To read the full letter, please click here.
The letter comes in response to a section of the H.R. 4173 Bill that hands the Federal Trade Commission (FTC) powers to condemn healthy food and supplement messaging that is not backed by product-specific substantiation.
The section could mean that marketing statements on dietary supplements may require two ‘gold standard’ clinical trials to back them, said food attorney Marc Ullman on an industry blog.
Ingredient-based substantiation, where the claim relates to the active ingredient rather than the specific product, could lose its weighting, amid the desire of the Bill’s authors to crack down on flagrant internet and other forms of fraud.
FTC Chairman Jon Leibowitz emphasized that fraud, not marketing, was the Bill’s target.
The letter stated, however, that “the Senate [is strongly urged] to focus its current debate on restructuring the financial regulatory system, and not rush to make changes to the FTC that would have a fundamental impact on a broad segment of the business community."
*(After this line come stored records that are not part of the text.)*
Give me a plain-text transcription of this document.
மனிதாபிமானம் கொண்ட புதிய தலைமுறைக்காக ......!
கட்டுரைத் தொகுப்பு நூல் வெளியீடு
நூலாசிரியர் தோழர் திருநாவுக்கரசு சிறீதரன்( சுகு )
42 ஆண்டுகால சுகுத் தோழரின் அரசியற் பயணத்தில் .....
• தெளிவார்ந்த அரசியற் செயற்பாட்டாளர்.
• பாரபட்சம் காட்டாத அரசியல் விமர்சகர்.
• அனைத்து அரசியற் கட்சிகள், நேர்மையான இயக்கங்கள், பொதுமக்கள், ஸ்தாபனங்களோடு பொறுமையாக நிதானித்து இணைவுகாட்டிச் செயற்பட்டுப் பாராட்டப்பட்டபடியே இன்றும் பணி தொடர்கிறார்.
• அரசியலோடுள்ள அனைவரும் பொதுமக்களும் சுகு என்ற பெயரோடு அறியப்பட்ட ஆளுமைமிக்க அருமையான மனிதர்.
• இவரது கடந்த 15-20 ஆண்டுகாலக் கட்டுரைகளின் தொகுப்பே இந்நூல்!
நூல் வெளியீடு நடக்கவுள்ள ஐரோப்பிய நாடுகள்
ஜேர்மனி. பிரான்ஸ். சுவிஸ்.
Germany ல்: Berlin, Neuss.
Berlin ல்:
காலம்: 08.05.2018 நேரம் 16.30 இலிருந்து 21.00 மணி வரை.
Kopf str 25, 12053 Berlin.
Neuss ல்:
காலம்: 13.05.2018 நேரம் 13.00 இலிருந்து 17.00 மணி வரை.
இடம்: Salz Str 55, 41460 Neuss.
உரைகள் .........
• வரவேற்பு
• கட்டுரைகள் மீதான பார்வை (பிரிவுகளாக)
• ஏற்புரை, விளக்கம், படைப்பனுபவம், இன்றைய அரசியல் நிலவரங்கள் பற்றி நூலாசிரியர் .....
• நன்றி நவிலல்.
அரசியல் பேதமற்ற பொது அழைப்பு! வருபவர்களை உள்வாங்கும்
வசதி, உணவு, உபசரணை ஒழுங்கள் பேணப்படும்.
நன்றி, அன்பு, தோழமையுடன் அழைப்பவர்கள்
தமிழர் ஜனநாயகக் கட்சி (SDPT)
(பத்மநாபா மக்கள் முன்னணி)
John Gay, NPA's CEO and executive director, said the association was asking its members to take action on the issue by “contacting their senators and urging them to focus on strengthening the stability of our economy, not regulating industries that had nothing to do with the financial crisis.”
"At a time when businesses are struggling to both survive and create new jobs, adding burdensome new regulations and ceding more authority over natural products businesses to the FTC is just what the economy does not need,” added Gay.